Trouble seems to find the Angels wherever they go.
In December 2018, a food delivery worker who parked his vehicle in front of a row of bikes at Hells Angels’ former headquarters on E. 3rd St. in the East Village was punched in the face. Also at the former East Village headquarters, a biker was charged after shooting a man in the stomach for moving a cone holding a parking spot.
The Hells Angels sold the E. 3rd St. site to a developer in in June, and moved their base to the Bronx.
“We’ll be reaching out to NYPD to discuss the matter at greater length,” Bronx Borough President Ruben Diaz Jr.’s spokesman John DeSio said of the Hells Angels’ new club.
The staff lawyer for Councilman Mark Gjonaj, whose district includes Throggs Neck, repped the Hells Angels in the August sale of the property, according to state records. The building sold for $1.25 million. The building was formerly occupied by an American Legion post.
The lawyer, Ted Pryor, did not respond to questions about his role in the sale or the Hells Angels’ plans for their new property, which features a pillar with the club name in bold red letters and the club’s eerie skull logo on the second story.
“This was a private transaction that had no reporting requirement to any elected official or the local community board,” Gjonaj’s spokesman Reginald Johnson said in a statement. “The Councilman was only recently made aware of the sale. He expects the group to abide by all quality of life laws and ordinances. If they do not, he will work with law enforcement to ensure their compliance.”
But the involvement of Gjonaj’s lawyer still raised eyebrows among neighbors.
Gjonaj “knew what was going on from the beginning, so why’d he allow it?” speculated Awilda Cordero, president of social services nonprofit Emergency Rights. “He doesn’t have to live here.”

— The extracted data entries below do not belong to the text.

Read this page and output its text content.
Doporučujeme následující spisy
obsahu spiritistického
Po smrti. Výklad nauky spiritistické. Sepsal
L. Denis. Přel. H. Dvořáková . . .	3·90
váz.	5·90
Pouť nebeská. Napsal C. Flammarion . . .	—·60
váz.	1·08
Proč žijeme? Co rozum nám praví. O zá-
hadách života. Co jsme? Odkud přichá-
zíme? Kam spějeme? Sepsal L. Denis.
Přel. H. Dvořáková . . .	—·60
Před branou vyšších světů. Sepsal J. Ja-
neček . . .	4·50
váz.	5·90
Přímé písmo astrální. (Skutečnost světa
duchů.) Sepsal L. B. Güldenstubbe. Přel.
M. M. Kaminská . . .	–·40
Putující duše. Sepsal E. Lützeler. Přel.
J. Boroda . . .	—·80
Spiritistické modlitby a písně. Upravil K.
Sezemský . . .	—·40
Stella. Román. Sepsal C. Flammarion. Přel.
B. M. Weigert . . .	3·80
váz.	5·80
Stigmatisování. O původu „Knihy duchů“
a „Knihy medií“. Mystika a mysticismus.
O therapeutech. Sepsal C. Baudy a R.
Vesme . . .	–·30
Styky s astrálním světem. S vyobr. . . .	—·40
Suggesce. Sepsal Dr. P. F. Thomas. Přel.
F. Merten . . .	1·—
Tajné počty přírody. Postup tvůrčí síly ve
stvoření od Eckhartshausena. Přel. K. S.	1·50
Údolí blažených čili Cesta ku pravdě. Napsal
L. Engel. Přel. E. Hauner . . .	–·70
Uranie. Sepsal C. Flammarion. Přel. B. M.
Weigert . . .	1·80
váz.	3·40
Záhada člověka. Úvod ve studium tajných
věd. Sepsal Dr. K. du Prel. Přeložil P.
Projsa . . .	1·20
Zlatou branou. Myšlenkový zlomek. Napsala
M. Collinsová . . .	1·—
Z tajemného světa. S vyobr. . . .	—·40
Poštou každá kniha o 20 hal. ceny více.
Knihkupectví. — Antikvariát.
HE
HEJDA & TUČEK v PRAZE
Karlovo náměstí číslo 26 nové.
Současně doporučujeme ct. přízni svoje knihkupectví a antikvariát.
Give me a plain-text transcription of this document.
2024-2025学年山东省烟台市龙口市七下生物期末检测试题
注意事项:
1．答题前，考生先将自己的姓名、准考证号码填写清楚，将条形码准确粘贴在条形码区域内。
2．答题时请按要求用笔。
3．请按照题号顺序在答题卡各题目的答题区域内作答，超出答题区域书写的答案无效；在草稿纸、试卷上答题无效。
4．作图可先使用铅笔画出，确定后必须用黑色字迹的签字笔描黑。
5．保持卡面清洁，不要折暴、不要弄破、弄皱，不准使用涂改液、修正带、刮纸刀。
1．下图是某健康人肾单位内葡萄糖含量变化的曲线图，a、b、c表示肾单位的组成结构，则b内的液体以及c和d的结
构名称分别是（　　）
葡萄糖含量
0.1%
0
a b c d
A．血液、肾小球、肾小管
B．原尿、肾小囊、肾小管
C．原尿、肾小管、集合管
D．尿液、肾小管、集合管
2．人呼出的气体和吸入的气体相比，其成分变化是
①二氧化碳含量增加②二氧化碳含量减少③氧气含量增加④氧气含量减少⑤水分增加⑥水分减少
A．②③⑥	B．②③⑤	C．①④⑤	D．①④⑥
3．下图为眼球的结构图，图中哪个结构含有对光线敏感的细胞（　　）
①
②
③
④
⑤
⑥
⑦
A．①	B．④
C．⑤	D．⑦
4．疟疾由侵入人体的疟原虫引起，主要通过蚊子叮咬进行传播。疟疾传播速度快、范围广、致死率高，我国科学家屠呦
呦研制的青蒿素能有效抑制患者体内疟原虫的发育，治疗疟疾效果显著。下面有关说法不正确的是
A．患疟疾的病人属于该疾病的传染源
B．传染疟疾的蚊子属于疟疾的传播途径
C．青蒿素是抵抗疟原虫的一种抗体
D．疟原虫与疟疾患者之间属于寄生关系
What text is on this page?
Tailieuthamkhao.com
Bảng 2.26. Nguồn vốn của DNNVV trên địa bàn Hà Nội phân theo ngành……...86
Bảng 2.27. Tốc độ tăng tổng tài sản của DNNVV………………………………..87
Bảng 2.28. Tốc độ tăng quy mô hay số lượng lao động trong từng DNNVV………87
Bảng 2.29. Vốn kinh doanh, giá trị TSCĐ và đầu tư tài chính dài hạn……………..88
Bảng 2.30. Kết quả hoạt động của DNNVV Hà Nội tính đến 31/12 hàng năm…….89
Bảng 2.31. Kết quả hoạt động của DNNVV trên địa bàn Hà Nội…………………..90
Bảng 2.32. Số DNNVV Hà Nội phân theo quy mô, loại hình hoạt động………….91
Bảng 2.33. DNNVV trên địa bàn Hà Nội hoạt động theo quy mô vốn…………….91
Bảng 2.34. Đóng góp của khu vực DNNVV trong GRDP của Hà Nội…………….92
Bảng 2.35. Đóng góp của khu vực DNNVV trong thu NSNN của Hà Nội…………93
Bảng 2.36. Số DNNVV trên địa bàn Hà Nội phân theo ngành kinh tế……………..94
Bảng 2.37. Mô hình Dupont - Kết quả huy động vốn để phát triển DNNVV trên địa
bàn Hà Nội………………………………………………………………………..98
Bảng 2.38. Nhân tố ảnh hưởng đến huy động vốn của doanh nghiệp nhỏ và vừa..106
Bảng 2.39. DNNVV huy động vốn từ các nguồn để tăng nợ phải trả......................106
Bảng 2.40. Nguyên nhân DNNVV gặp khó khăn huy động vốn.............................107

She said bikers gave her dirty looks and tried to stare her down when they moved into the club, which is surrounded by concrete and has a chain-link fence separating it from the street.
“They were making us feel like, ‘We’re here, what are you gonna do about it?’” Cordero said.
In addition to fears that property values will go down, residents voiced concerns over Hells Angels’ links to white nationalism. Recent years have seen growing ties between biker gangs and white supremacists, the Anti-Defamation League warned in 2011, while the congressional district that includes Throggs Neck is 46.2% foreign born, according to the U.S. Census.
“I wouldn’t say I’m 100% comfortable having someone with those views in the area,” said Fernandez, a mechanical contractor.
“Like any other neighbor that owns property in our community, we welcome them,” Community Board 10 District Manager Matt Cruz said. “Of course, our board office is willing to meet and see how they can be helpful to our community.
“We are hoping that … they will be good neighbors,” he added.